Kritik: Marabus! (1999)


Mit bizarre Figuren und Begebenheiten steigen wir in die Geschichte ein, doch was anfangs noch reizvoll ist, wird später mühselig. Zu lange verhält die Kamera auf Einzelheiten und suggeriert uns die Bedeutsamkeit von eigentlich Nichtssagendem.
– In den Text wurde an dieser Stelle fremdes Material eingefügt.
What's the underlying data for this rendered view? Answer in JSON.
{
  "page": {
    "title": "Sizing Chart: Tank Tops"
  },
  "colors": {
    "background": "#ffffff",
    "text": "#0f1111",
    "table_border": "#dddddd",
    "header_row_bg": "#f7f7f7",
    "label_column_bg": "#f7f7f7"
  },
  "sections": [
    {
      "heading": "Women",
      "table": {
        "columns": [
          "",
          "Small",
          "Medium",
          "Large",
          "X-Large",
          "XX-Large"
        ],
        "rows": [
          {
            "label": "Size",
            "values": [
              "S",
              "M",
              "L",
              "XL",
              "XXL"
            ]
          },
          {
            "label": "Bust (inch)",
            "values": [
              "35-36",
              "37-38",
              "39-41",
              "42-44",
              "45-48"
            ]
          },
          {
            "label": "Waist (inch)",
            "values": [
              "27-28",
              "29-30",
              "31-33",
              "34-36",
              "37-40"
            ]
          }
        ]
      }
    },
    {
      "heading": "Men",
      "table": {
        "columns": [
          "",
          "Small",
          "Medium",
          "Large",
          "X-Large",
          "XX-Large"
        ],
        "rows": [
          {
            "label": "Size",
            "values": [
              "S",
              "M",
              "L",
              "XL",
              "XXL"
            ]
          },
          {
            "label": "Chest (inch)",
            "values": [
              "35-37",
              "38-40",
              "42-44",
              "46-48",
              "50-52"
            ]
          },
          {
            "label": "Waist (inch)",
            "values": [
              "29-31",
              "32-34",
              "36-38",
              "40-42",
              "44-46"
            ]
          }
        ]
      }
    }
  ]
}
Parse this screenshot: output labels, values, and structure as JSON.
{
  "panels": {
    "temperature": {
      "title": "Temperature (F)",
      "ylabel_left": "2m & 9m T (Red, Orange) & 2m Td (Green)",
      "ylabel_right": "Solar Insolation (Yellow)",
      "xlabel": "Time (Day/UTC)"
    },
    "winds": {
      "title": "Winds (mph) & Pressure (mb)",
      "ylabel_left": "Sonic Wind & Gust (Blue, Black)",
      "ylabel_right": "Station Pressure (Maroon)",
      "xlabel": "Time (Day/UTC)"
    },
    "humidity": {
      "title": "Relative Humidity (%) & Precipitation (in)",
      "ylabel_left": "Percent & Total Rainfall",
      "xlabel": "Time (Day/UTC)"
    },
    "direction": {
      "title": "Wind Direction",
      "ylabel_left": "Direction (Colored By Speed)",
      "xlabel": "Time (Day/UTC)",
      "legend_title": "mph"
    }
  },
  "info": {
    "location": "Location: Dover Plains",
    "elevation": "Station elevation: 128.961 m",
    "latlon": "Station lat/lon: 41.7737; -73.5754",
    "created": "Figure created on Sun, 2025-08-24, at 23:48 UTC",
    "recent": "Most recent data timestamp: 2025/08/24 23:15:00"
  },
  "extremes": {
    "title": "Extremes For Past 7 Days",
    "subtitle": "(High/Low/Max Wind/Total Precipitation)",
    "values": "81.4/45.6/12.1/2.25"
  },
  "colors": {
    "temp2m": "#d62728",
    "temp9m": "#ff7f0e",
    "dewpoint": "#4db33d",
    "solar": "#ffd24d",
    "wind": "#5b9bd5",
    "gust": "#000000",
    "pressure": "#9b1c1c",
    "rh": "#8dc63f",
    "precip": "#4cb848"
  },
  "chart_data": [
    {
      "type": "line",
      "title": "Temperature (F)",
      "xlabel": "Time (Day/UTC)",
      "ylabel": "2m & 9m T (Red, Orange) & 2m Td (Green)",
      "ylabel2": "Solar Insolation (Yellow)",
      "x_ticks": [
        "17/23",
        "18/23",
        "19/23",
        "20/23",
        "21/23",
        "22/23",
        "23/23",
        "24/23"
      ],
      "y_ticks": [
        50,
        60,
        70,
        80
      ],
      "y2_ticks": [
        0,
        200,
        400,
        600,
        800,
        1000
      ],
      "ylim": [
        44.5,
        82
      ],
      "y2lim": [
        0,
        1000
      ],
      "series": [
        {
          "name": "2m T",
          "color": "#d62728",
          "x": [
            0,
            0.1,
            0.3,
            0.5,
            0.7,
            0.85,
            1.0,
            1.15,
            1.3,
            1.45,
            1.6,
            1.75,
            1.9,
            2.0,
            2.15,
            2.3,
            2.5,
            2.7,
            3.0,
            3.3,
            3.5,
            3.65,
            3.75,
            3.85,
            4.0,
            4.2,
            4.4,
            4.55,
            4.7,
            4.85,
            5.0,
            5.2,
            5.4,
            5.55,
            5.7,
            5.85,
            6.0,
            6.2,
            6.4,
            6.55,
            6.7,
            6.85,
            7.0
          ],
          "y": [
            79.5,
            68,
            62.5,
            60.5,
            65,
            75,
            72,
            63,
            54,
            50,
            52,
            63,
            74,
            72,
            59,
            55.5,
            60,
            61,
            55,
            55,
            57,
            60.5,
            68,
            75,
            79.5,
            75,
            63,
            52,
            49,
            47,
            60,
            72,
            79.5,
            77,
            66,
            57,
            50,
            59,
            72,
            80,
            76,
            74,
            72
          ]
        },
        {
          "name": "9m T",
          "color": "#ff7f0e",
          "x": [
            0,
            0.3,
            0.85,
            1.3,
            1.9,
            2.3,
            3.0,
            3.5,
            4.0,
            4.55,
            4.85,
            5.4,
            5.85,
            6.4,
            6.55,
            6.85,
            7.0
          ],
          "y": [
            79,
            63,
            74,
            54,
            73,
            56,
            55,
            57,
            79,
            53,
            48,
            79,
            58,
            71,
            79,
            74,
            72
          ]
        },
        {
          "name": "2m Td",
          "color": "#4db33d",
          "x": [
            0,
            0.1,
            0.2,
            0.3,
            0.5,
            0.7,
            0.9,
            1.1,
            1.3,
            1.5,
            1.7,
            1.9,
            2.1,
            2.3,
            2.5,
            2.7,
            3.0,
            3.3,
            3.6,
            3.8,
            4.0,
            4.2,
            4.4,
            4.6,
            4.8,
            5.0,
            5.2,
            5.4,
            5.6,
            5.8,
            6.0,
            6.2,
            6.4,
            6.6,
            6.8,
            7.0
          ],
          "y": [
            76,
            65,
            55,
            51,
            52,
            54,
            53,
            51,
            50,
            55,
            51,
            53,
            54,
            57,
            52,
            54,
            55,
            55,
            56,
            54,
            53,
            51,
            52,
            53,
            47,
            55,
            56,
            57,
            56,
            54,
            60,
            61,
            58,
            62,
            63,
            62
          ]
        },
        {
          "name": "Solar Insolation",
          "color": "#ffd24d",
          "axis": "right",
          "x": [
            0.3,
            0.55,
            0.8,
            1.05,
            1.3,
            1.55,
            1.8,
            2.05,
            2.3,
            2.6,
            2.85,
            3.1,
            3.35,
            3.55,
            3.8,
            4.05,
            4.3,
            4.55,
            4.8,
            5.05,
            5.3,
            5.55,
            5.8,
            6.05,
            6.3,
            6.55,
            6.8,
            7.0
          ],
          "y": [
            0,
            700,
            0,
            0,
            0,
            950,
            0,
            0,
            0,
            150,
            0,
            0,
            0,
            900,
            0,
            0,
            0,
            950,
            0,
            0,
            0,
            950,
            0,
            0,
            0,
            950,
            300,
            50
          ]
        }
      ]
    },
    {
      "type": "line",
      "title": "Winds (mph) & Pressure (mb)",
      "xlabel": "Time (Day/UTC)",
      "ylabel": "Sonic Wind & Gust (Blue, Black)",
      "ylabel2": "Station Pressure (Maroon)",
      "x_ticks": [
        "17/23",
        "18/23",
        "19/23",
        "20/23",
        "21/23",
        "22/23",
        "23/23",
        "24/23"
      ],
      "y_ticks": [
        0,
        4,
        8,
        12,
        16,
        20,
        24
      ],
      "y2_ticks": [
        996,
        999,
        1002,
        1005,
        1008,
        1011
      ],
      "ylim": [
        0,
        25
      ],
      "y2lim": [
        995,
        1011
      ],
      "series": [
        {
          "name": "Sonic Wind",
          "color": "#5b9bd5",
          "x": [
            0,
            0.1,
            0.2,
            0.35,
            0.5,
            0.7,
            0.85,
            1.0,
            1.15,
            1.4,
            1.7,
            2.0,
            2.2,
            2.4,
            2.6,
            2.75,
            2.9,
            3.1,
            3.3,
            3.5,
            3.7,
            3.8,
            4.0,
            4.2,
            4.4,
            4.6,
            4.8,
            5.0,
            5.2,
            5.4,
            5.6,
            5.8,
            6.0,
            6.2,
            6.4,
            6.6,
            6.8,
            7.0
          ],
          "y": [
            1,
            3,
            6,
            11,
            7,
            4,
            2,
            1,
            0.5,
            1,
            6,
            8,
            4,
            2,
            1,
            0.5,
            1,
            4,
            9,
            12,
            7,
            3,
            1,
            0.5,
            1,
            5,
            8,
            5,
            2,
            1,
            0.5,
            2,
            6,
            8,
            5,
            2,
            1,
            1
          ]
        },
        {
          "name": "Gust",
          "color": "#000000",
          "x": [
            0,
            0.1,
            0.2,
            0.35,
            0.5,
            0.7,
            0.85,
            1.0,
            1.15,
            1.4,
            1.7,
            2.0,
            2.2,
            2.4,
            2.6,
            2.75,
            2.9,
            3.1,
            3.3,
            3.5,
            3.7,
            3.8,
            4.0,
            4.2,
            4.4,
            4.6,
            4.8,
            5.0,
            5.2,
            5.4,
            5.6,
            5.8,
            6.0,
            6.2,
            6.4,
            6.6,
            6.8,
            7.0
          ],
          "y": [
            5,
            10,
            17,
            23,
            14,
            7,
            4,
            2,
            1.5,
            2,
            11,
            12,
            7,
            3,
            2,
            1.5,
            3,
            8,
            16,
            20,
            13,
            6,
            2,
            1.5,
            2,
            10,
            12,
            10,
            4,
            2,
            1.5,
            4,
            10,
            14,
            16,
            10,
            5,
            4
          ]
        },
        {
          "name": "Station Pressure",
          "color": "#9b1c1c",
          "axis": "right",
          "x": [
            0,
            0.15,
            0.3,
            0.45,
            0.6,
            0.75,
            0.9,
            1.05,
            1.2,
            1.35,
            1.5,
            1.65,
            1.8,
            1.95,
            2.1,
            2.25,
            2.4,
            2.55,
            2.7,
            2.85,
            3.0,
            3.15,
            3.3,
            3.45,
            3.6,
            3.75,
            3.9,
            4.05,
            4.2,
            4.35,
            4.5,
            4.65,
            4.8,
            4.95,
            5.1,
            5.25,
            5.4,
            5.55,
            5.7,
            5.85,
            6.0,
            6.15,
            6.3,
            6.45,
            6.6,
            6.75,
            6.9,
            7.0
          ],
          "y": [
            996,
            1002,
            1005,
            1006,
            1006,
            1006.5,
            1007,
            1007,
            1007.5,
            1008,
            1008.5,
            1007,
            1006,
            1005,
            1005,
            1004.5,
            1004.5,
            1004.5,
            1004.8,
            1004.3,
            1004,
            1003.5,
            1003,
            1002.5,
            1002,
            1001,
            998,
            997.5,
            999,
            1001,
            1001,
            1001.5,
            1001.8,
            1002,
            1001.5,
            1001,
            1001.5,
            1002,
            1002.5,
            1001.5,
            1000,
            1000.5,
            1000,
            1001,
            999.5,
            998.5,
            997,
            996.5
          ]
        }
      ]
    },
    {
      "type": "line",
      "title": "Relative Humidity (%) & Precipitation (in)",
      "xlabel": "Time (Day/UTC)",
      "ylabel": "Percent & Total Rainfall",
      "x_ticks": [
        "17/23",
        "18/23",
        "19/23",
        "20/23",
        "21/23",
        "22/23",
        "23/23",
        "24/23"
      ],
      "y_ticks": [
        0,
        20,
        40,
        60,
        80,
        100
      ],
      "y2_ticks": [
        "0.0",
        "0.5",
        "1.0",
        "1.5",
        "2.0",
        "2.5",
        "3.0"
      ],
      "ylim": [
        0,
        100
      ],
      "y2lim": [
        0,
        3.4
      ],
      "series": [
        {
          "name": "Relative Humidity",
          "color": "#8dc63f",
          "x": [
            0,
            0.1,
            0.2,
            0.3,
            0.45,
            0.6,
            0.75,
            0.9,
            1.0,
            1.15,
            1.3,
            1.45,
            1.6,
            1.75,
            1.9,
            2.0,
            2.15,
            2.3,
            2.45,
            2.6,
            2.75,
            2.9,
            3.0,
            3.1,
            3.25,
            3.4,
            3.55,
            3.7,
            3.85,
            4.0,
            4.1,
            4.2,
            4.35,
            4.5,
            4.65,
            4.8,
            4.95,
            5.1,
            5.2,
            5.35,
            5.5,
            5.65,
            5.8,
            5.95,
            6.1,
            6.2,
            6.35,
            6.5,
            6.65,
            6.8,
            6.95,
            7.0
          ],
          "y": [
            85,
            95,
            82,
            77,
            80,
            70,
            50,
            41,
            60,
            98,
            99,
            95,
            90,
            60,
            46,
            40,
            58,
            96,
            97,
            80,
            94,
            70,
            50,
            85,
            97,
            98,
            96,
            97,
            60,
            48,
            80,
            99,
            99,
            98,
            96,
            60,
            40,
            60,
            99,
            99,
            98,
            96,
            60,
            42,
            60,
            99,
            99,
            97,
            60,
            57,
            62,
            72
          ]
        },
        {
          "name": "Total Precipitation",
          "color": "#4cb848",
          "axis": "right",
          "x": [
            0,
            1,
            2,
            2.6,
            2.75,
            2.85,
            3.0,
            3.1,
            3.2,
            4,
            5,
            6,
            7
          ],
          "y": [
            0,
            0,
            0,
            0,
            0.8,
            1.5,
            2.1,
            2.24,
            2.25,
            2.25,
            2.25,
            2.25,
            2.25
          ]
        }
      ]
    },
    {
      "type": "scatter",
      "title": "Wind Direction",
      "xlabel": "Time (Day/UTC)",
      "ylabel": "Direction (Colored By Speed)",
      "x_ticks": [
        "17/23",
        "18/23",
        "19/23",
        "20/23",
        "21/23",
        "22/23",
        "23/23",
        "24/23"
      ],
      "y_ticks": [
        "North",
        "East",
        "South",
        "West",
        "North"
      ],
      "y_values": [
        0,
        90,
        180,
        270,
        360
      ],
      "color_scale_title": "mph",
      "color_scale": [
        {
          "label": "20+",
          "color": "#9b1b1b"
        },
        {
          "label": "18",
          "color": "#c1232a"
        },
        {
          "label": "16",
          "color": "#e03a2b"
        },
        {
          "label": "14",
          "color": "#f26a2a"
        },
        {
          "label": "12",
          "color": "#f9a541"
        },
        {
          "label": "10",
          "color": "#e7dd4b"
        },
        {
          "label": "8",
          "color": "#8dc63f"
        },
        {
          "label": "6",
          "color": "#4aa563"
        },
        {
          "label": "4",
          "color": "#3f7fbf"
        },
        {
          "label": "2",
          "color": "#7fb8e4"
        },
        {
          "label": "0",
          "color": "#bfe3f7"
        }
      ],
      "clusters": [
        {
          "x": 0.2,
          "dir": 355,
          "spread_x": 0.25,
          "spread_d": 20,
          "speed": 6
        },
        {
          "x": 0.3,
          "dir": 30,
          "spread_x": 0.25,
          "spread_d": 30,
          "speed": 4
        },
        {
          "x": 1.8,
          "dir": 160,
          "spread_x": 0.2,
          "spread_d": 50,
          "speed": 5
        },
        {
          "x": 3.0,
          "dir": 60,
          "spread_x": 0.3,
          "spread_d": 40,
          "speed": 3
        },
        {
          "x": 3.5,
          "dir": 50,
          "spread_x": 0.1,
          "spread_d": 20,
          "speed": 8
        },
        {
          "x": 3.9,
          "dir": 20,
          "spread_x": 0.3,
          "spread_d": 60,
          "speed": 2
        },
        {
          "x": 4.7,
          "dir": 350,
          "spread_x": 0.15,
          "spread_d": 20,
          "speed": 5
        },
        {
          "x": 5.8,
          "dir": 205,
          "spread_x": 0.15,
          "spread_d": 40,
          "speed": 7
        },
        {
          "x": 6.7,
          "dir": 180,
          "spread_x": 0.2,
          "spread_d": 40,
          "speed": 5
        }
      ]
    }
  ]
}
Der Film lässt uns ungern an sich teilhaben, der Zuschauer hat Schwierigkeiten, sich mit der Hauptfigur Nicolas zu identifizieren. Seine Bemühungen und sein Scheitern lassen uns kalt. "Marabus" ist einzige Aneinanderreihung von kleinen Episoden, deren Sinn auch im Nachhinein nur selten offenbar wird. Das Ende wird unerträglich lang herausgezögert und auch das wirkt irgendwie nur halbgar. Dennoch entwickelt der Film bisweilen einen leichten, französischen Charme, wirkt allerdings immer unentschlossen. Einzige sympathische Figur ist ausgerechnet der alkoholabhängige Vater, der kaum mehr als drei Sätze sagt und am Ende des Films ein ebenso sauflustiges Äquivalent findet. Seine Geschichte bringt immer wieder ein wenig Licht in die fade Angelegenheit. Vielleicht liegt es auch daran, dass der Vater von Otar Iosseliani, dem Regisseur selbst verkörpert wird.
Dennoch: "Marabus/ Adieu, Plancher des Vaches" ist Gewinner des European Critic´s Award 1999 der FIPRESCI.